Jerry, Candy...and Jason
JERRY and CANDY hadn't understood why JASON wanted to join the military in the first place. True, his education fund hadn't grown as they'd expected so the GI Bill would help" add to that signing bonus the recruiter promised.... More than anything, though, Jason was thrilled to be part of, as he put it, "something bigger than myself, working for the good of the country and all its people, they'll know that we did our best to keep them safe here at home..."
Neither Jerry nor Candy could argue with that. Isn't that what so many of us want after all, to feel we've contributed something positive and left the world a better place?
All of that is beside the point now. Jason's injuries are such that it is hard even to picture him in a regular job. It really takes it out of a family when a child - an only son - is injured like Jason.
He has many surgeries ahead --just reconstructing the muscles around the hole that used to be his mouth will takes months. Jerry fell apart just once and that was the night Jason's friend, Frank, was found floating in his family's swimming pool. Frank had swallowed all his pain killers -- god knows the military is not shy when it comes to handing out medications --downed a few beers, knocked himself out by diving into the shallow part of the pool, and drowned.
Candy knew Jerry was terrified Jason might kill himself too. Frank and Jason had been in the same IED explosion. Frank's face had also been burned but he'd lost his vision - at least Jason could still see using those awful glasses. The boys had comforted each other throughout the skin grafts, the reconstruction surgeries, the physical therapy, and the rap sessions.
When Jason learned of Frank's suicide he'd just nodded his head and stared off into space -- but now he refuses to come out of his bedroom. Jason is only 22 years old--what will he do with the rest of his life?

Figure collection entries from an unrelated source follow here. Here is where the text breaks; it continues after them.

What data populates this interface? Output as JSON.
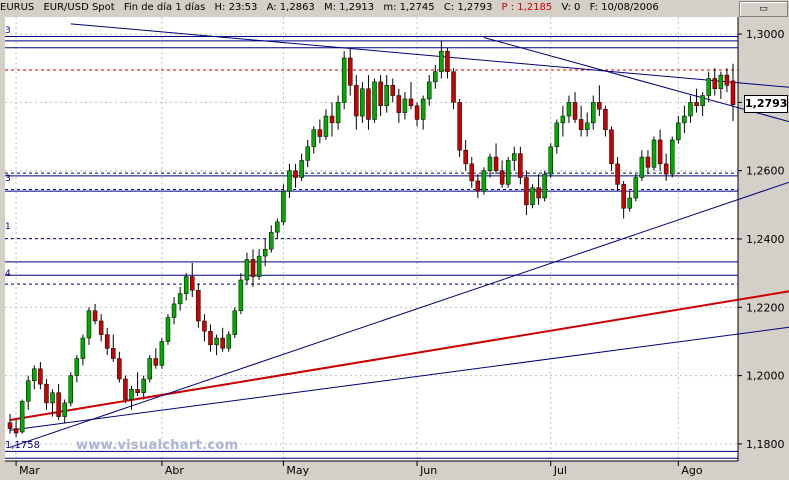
{
  "header": {
    "symbol": "EURUS",
    "instrument": "EUR/USD Spot",
    "period": "Fin de día 1 días",
    "high": "H: 23:53",
    "a": "A: 1,2863",
    "m": "M: 1,2913",
    "low": "m: 1,2745",
    "close": "C: 1,2793",
    "p": "P : 1,2185",
    "v": "V: 0",
    "date": "F: 10/08/2006"
  },
  "last_price_label": "1,2793",
  "watermark": "www.visualchart.com",
  "level_tags": {
    "l3a": "3",
    "l3b": "3",
    "l1": "1",
    "l4": "4",
    "l1758": "1,1758"
  },
  "chart_data": {
    "type": "candlestick",
    "x_labels": [
      "Mar",
      "Abr",
      "May",
      "Jun",
      "Jul",
      "Ago"
    ],
    "y_ticks": [
      "1,3000",
      "1,2800",
      "1,2600",
      "1,2400",
      "1,2200",
      "1,2000",
      "1,1800"
    ],
    "y_tick_values": [
      1.3,
      1.28,
      1.26,
      1.24,
      1.22,
      1.2,
      1.18
    ],
    "ylim": [
      1.175,
      1.305
    ],
    "candles": [
      [
        1.1862,
        1.1888,
        1.183,
        1.1845
      ],
      [
        1.1845,
        1.187,
        1.182,
        1.1832
      ],
      [
        1.1835,
        1.193,
        1.183,
        1.1925
      ],
      [
        1.1925,
        1.2,
        1.19,
        1.1985
      ],
      [
        1.1985,
        1.203,
        1.196,
        1.202
      ],
      [
        1.202,
        1.204,
        1.196,
        1.1975
      ],
      [
        1.1975,
        1.199,
        1.19,
        1.192
      ],
      [
        1.192,
        1.196,
        1.188,
        1.195
      ],
      [
        1.195,
        1.1975,
        1.187,
        1.188
      ],
      [
        1.188,
        1.193,
        1.186,
        1.192
      ],
      [
        1.192,
        1.201,
        1.191,
        1.2
      ],
      [
        1.2,
        1.206,
        1.198,
        1.205
      ],
      [
        1.205,
        1.212,
        1.203,
        1.211
      ],
      [
        1.211,
        1.22,
        1.209,
        1.219
      ],
      [
        1.219,
        1.221,
        1.215,
        1.216
      ],
      [
        1.216,
        1.218,
        1.21,
        1.212
      ],
      [
        1.212,
        1.214,
        1.206,
        1.208
      ],
      [
        1.208,
        1.212,
        1.204,
        1.205
      ],
      [
        1.205,
        1.207,
        1.198,
        1.199
      ],
      [
        1.199,
        1.2,
        1.192,
        1.193
      ],
      [
        1.193,
        1.197,
        1.19,
        1.196
      ],
      [
        1.196,
        1.201,
        1.194,
        1.195
      ],
      [
        1.195,
        1.2,
        1.193,
        1.199
      ],
      [
        1.199,
        1.206,
        1.198,
        1.205
      ],
      [
        1.205,
        1.208,
        1.202,
        1.203
      ],
      [
        1.203,
        1.211,
        1.202,
        1.21
      ],
      [
        1.21,
        1.218,
        1.209,
        1.217
      ],
      [
        1.217,
        1.223,
        1.215,
        1.221
      ],
      [
        1.221,
        1.226,
        1.219,
        1.224
      ],
      [
        1.224,
        1.23,
        1.222,
        1.229
      ],
      [
        1.229,
        1.233,
        1.223,
        1.225
      ],
      [
        1.225,
        1.227,
        1.214,
        1.216
      ],
      [
        1.216,
        1.218,
        1.21,
        1.213
      ],
      [
        1.213,
        1.215,
        1.207,
        1.209
      ],
      [
        1.209,
        1.212,
        1.206,
        1.211
      ],
      [
        1.211,
        1.214,
        1.207,
        1.208
      ],
      [
        1.208,
        1.213,
        1.207,
        1.212
      ],
      [
        1.212,
        1.22,
        1.211,
        1.219
      ],
      [
        1.219,
        1.23,
        1.218,
        1.228
      ],
      [
        1.228,
        1.236,
        1.227,
        1.234
      ],
      [
        1.234,
        1.237,
        1.226,
        1.229
      ],
      [
        1.229,
        1.237,
        1.228,
        1.235
      ],
      [
        1.235,
        1.24,
        1.232,
        1.237
      ],
      [
        1.237,
        1.244,
        1.236,
        1.242
      ],
      [
        1.242,
        1.246,
        1.24,
        1.245
      ],
      [
        1.245,
        1.256,
        1.244,
        1.254
      ],
      [
        1.254,
        1.262,
        1.252,
        1.26
      ],
      [
        1.26,
        1.262,
        1.255,
        1.258
      ],
      [
        1.258,
        1.265,
        1.257,
        1.263
      ],
      [
        1.263,
        1.269,
        1.261,
        1.267
      ],
      [
        1.267,
        1.273,
        1.265,
        1.272
      ],
      [
        1.272,
        1.275,
        1.268,
        1.27
      ],
      [
        1.27,
        1.278,
        1.269,
        1.276
      ],
      [
        1.276,
        1.28,
        1.27,
        1.274
      ],
      [
        1.274,
        1.282,
        1.272,
        1.28
      ],
      [
        1.28,
        1.295,
        1.278,
        1.293
      ],
      [
        1.293,
        1.296,
        1.282,
        1.285
      ],
      [
        1.285,
        1.288,
        1.272,
        1.276
      ],
      [
        1.276,
        1.286,
        1.274,
        1.284
      ],
      [
        1.284,
        1.288,
        1.272,
        1.275
      ],
      [
        1.275,
        1.287,
        1.274,
        1.286
      ],
      [
        1.286,
        1.288,
        1.276,
        1.279
      ],
      [
        1.279,
        1.288,
        1.277,
        1.285
      ],
      [
        1.285,
        1.287,
        1.28,
        1.282
      ],
      [
        1.282,
        1.284,
        1.274,
        1.277
      ],
      [
        1.277,
        1.283,
        1.275,
        1.281
      ],
      [
        1.281,
        1.286,
        1.278,
        1.279
      ],
      [
        1.279,
        1.28,
        1.273,
        1.275
      ],
      [
        1.275,
        1.282,
        1.272,
        1.281
      ],
      [
        1.281,
        1.288,
        1.279,
        1.286
      ],
      [
        1.286,
        1.291,
        1.284,
        1.289
      ],
      [
        1.289,
        1.298,
        1.287,
        1.295
      ],
      [
        1.295,
        1.296,
        1.287,
        1.289
      ],
      [
        1.289,
        1.29,
        1.278,
        1.28
      ],
      [
        1.28,
        1.281,
        1.264,
        1.266
      ],
      [
        1.266,
        1.269,
        1.26,
        1.262
      ],
      [
        1.262,
        1.264,
        1.255,
        1.257
      ],
      [
        1.257,
        1.259,
        1.252,
        1.254
      ],
      [
        1.254,
        1.261,
        1.253,
        1.26
      ],
      [
        1.26,
        1.265,
        1.258,
        1.264
      ],
      [
        1.264,
        1.268,
        1.259,
        1.26
      ],
      [
        1.26,
        1.263,
        1.255,
        1.256
      ],
      [
        1.256,
        1.264,
        1.255,
        1.263
      ],
      [
        1.263,
        1.267,
        1.26,
        1.265
      ],
      [
        1.265,
        1.267,
        1.256,
        1.258
      ],
      [
        1.258,
        1.26,
        1.247,
        1.25
      ],
      [
        1.25,
        1.256,
        1.249,
        1.255
      ],
      [
        1.255,
        1.259,
        1.25,
        1.252
      ],
      [
        1.252,
        1.26,
        1.251,
        1.259
      ],
      [
        1.259,
        1.268,
        1.258,
        1.267
      ],
      [
        1.267,
        1.275,
        1.265,
        1.274
      ],
      [
        1.274,
        1.279,
        1.27,
        1.276
      ],
      [
        1.276,
        1.282,
        1.274,
        1.28
      ],
      [
        1.28,
        1.283,
        1.274,
        1.275
      ],
      [
        1.275,
        1.279,
        1.27,
        1.272
      ],
      [
        1.272,
        1.277,
        1.27,
        1.274
      ],
      [
        1.274,
        1.282,
        1.272,
        1.28
      ],
      [
        1.28,
        1.285,
        1.276,
        1.278
      ],
      [
        1.278,
        1.279,
        1.27,
        1.272
      ],
      [
        1.272,
        1.273,
        1.26,
        1.262
      ],
      [
        1.262,
        1.264,
        1.254,
        1.256
      ],
      [
        1.256,
        1.257,
        1.246,
        1.249
      ],
      [
        1.249,
        1.254,
        1.248,
        1.252
      ],
      [
        1.252,
        1.259,
        1.251,
        1.258
      ],
      [
        1.258,
        1.266,
        1.257,
        1.264
      ],
      [
        1.264,
        1.266,
        1.259,
        1.261
      ],
      [
        1.261,
        1.27,
        1.26,
        1.269
      ],
      [
        1.269,
        1.272,
        1.26,
        1.262
      ],
      [
        1.262,
        1.265,
        1.257,
        1.259
      ],
      [
        1.259,
        1.27,
        1.258,
        1.269
      ],
      [
        1.269,
        1.276,
        1.268,
        1.274
      ],
      [
        1.274,
        1.279,
        1.271,
        1.276
      ],
      [
        1.276,
        1.282,
        1.274,
        1.28
      ],
      [
        1.28,
        1.284,
        1.277,
        1.279
      ],
      [
        1.279,
        1.283,
        1.276,
        1.282
      ],
      [
        1.282,
        1.289,
        1.28,
        1.287
      ],
      [
        1.287,
        1.29,
        1.282,
        1.284
      ],
      [
        1.284,
        1.289,
        1.281,
        1.288
      ],
      [
        1.288,
        1.29,
        1.283,
        1.285
      ],
      [
        1.2863,
        1.2913,
        1.2745,
        1.2793
      ]
    ],
    "horizontal_levels": [
      1.2993,
      1.298,
      1.296,
      1.2585,
      1.254,
      1.2333,
      1.2294,
      1.1758,
      1.1778
    ],
    "dashed_levels": [
      1.2895,
      1.2593,
      1.2545,
      1.2401,
      1.2268
    ],
    "trendlines": [
      {
        "color": "#cc0000",
        "from": [
          0,
          1.187
        ],
        "to": [
          130,
          1.2255
        ]
      },
      {
        "color": "#000080",
        "from": [
          0,
          1.184
        ],
        "to": [
          130,
          1.2148
        ]
      },
      {
        "color": "#000080",
        "from": [
          0,
          1.179
        ],
        "to": [
          130,
          1.2583
        ]
      },
      {
        "color": "#000080",
        "from": [
          10,
          1.303
        ],
        "to": [
          130,
          1.284
        ]
      },
      {
        "color": "#000080",
        "from": [
          78,
          1.299
        ],
        "to": [
          130,
          1.273
        ]
      }
    ]
  }
}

How will they ever recover?
I create pieces for this Family of War Series as I find that art and images are an effective way to express and communicate with those who don't read much or are overwhelmed by what they read. Here, my sculptures use the human face to encounter the horror faced by families of those injured in war. And holding that the suffering of Iraqis and Afghans- and so many others - are not yet receiving much attention.